If you refuse to pay a premium to a tour guide and figure out how to purchase advance tickets online, you still have to go stand in a very long line to pick up your reserved ticket. Apparently, we’re still living in the Renaissance when it comes to ticket automation here.
I was willing to do a lot to go see Botticelli’s Birth of Venus in person. In my quest to buy advance tickets for John and me, along with Trevor and Eleanor who are visiting us, I gave up on the online approach or calling ahead and opted to stand in line — first the wrong line and then the right one at the Academia. At least this way, I figured, I would forego long waiting lines to get in.

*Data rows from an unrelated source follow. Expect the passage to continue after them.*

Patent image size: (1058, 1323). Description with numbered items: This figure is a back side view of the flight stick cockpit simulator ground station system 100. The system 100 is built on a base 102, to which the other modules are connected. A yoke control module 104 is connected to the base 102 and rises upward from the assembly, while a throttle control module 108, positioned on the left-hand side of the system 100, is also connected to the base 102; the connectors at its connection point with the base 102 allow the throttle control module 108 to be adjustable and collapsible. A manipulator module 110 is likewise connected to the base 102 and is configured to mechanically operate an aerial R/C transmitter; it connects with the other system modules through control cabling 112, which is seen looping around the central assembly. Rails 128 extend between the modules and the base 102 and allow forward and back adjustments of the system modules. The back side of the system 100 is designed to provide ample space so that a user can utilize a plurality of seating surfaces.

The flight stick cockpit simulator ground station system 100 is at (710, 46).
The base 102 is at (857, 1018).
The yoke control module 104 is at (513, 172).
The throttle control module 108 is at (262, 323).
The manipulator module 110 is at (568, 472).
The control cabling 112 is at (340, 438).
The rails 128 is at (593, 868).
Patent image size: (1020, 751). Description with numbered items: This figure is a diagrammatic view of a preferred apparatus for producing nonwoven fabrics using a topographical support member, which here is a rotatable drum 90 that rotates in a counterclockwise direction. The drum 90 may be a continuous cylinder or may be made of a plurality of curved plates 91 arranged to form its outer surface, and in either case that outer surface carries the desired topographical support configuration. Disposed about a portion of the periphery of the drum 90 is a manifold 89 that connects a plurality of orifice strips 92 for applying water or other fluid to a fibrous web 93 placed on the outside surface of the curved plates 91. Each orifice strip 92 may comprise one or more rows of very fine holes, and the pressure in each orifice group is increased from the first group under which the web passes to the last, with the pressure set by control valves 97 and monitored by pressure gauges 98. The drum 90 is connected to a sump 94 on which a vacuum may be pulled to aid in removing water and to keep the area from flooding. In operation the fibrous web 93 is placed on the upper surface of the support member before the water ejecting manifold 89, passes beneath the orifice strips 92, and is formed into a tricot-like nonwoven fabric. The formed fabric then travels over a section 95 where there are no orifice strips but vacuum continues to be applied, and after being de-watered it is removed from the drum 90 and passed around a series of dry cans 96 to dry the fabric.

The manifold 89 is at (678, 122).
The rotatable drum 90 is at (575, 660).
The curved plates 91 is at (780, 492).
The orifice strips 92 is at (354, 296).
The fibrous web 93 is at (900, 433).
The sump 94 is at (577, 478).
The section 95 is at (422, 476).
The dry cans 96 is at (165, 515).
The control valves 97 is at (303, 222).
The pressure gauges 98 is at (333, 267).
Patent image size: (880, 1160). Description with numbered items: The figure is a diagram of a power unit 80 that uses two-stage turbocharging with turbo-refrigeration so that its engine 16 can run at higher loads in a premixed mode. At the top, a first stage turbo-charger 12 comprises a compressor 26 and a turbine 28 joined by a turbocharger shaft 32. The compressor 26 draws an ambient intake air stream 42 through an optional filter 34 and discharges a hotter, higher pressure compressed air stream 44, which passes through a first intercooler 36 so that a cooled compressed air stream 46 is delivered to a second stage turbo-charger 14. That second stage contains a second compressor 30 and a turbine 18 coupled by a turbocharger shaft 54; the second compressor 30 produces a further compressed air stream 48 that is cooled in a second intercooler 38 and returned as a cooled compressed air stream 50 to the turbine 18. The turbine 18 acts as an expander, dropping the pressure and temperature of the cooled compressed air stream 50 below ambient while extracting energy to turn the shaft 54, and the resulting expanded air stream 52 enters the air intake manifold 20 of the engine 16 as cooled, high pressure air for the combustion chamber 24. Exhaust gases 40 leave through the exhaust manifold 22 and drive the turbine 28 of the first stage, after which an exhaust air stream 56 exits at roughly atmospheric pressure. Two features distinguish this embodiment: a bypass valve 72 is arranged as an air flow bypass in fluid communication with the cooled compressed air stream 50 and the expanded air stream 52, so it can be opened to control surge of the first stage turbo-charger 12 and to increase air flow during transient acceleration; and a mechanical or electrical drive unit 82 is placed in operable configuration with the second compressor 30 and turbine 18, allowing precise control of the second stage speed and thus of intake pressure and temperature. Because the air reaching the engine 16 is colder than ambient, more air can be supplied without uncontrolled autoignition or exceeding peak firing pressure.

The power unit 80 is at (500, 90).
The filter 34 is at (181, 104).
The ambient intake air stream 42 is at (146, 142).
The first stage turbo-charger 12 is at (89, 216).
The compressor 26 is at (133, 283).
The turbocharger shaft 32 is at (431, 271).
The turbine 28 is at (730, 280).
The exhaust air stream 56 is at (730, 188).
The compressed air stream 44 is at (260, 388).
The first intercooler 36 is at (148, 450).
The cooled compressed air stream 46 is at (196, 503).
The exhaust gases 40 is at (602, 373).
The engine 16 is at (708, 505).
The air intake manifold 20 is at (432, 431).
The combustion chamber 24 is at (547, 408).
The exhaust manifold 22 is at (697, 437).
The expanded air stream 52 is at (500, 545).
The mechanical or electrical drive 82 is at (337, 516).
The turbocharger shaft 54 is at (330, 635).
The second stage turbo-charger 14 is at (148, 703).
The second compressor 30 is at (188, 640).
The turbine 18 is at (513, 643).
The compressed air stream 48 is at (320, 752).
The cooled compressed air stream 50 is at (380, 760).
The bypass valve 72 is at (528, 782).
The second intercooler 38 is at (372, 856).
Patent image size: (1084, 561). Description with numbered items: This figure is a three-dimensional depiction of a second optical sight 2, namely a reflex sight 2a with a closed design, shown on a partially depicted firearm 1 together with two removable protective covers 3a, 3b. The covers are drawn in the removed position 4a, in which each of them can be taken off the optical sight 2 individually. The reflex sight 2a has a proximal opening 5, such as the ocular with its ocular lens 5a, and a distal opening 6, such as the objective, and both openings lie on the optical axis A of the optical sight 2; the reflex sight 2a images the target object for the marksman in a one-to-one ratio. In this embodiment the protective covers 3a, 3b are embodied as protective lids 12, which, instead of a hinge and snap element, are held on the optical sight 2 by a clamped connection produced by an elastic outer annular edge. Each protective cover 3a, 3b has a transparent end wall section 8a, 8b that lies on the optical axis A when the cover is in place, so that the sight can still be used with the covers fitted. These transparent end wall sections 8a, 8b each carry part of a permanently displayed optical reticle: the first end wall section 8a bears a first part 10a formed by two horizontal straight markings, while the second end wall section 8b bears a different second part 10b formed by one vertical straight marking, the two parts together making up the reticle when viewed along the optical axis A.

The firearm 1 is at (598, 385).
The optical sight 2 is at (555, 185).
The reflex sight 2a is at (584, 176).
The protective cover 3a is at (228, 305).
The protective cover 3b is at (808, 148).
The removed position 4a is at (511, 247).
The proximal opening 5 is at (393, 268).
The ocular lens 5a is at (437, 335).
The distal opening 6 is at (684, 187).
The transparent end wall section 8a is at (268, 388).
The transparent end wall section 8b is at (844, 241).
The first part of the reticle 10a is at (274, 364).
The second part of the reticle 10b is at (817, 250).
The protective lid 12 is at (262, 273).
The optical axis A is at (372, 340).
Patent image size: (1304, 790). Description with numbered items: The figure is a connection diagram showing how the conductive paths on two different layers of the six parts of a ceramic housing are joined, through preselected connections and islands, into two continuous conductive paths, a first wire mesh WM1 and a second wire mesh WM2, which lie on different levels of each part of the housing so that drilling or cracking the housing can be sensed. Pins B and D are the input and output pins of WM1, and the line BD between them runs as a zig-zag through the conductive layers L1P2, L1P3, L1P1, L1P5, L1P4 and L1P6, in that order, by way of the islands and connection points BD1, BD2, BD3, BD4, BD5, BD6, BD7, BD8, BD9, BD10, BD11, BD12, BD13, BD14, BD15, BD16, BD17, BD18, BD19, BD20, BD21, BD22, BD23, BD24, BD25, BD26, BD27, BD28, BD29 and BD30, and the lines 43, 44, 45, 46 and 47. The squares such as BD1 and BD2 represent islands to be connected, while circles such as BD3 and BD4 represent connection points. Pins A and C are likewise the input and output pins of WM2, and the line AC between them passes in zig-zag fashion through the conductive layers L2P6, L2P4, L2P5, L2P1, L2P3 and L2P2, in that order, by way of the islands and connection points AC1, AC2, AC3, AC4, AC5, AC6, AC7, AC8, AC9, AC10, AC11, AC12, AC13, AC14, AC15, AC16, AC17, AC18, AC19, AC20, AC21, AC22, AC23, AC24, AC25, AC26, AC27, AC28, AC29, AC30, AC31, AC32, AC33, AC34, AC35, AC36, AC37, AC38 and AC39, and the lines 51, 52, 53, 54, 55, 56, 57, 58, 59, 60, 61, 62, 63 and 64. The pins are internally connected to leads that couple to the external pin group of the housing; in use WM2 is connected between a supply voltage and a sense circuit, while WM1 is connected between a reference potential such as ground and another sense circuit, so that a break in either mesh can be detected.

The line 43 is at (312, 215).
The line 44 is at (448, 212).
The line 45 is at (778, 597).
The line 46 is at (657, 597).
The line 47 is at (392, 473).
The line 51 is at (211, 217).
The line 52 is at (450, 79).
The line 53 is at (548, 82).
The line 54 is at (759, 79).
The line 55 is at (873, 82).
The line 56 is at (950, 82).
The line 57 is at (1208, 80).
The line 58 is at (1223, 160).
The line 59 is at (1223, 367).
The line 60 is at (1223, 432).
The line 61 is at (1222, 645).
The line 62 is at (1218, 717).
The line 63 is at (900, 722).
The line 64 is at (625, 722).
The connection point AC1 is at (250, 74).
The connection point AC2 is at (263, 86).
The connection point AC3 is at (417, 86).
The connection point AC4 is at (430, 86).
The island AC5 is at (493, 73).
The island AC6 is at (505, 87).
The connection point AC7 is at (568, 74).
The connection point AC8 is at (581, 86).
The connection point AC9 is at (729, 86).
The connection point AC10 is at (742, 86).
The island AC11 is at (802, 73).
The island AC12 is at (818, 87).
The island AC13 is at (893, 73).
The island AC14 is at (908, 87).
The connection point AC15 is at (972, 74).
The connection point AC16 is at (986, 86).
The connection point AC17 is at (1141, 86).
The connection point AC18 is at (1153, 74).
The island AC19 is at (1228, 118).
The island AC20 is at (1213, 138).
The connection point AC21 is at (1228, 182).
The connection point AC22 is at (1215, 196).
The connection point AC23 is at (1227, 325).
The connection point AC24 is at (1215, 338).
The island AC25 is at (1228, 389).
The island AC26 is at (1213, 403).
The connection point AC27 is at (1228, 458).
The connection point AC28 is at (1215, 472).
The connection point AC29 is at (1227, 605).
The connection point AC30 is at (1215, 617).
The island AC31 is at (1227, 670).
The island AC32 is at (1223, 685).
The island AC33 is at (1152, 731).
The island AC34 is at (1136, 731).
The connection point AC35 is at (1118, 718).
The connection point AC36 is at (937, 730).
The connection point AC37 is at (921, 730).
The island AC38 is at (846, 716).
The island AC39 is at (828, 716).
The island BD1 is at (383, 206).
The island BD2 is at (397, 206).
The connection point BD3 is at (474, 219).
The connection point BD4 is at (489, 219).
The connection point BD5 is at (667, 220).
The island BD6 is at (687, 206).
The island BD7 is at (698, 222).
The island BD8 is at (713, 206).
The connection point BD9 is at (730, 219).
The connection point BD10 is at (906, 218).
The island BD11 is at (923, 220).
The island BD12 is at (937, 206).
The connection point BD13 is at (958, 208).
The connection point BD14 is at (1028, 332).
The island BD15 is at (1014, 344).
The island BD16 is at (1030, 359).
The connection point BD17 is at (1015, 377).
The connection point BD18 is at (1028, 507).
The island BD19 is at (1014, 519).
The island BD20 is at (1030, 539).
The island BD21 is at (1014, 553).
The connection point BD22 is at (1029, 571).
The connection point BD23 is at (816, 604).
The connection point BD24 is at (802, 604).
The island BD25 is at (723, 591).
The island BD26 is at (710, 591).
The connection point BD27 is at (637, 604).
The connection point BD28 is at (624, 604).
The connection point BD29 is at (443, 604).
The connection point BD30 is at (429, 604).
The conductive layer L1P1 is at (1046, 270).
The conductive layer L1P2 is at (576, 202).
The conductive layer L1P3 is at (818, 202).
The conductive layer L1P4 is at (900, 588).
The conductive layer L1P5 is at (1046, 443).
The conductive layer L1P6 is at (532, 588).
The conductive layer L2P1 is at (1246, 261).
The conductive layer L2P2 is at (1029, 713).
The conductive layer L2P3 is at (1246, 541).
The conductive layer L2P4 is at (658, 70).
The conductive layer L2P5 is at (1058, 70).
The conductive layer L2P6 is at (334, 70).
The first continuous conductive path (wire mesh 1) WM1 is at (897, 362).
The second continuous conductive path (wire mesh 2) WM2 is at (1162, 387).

But when we showed up at The Uffizi today for our 1 p.m. reservation, I was disheartened to face yet another very long line.
An inquiry at the entrance door resulted in a guard telling us to go to the end of the line — despite our reserved time slot. Why have a reservation? Then as we’re standing in line, a crazy thing happens. People from various points in the line get out of it and move to the entrance packed with people standing at the beginning of the same line. But now, rather than sending you to the back of the line, the guards magically let you move ahead of the others standing in line. If not for an Italian couple who spoke English standing behind us who knew this was the process, we would still be in line. Zero organization or logic for getting into the Uffizi.
Once in, you stand in another line to get through security. People are everywhere and signage is scarce. If you fail to see the signs for audio guides or if you haven’t purchased a book and done your homework beforehand, you are doomed to wander aimlessly while scanning tiny placards at the bottom of each piece which tell you the artist and the title of the piece and little else. Oh yea, you’ll have to ask for a map of the place…none is offered as you stand in a third line to have your ticket stub extracted.
In short, if you’re not an aficionado, art student or haven’t done a ton of reading prior to entering — the Uffizi fizzles.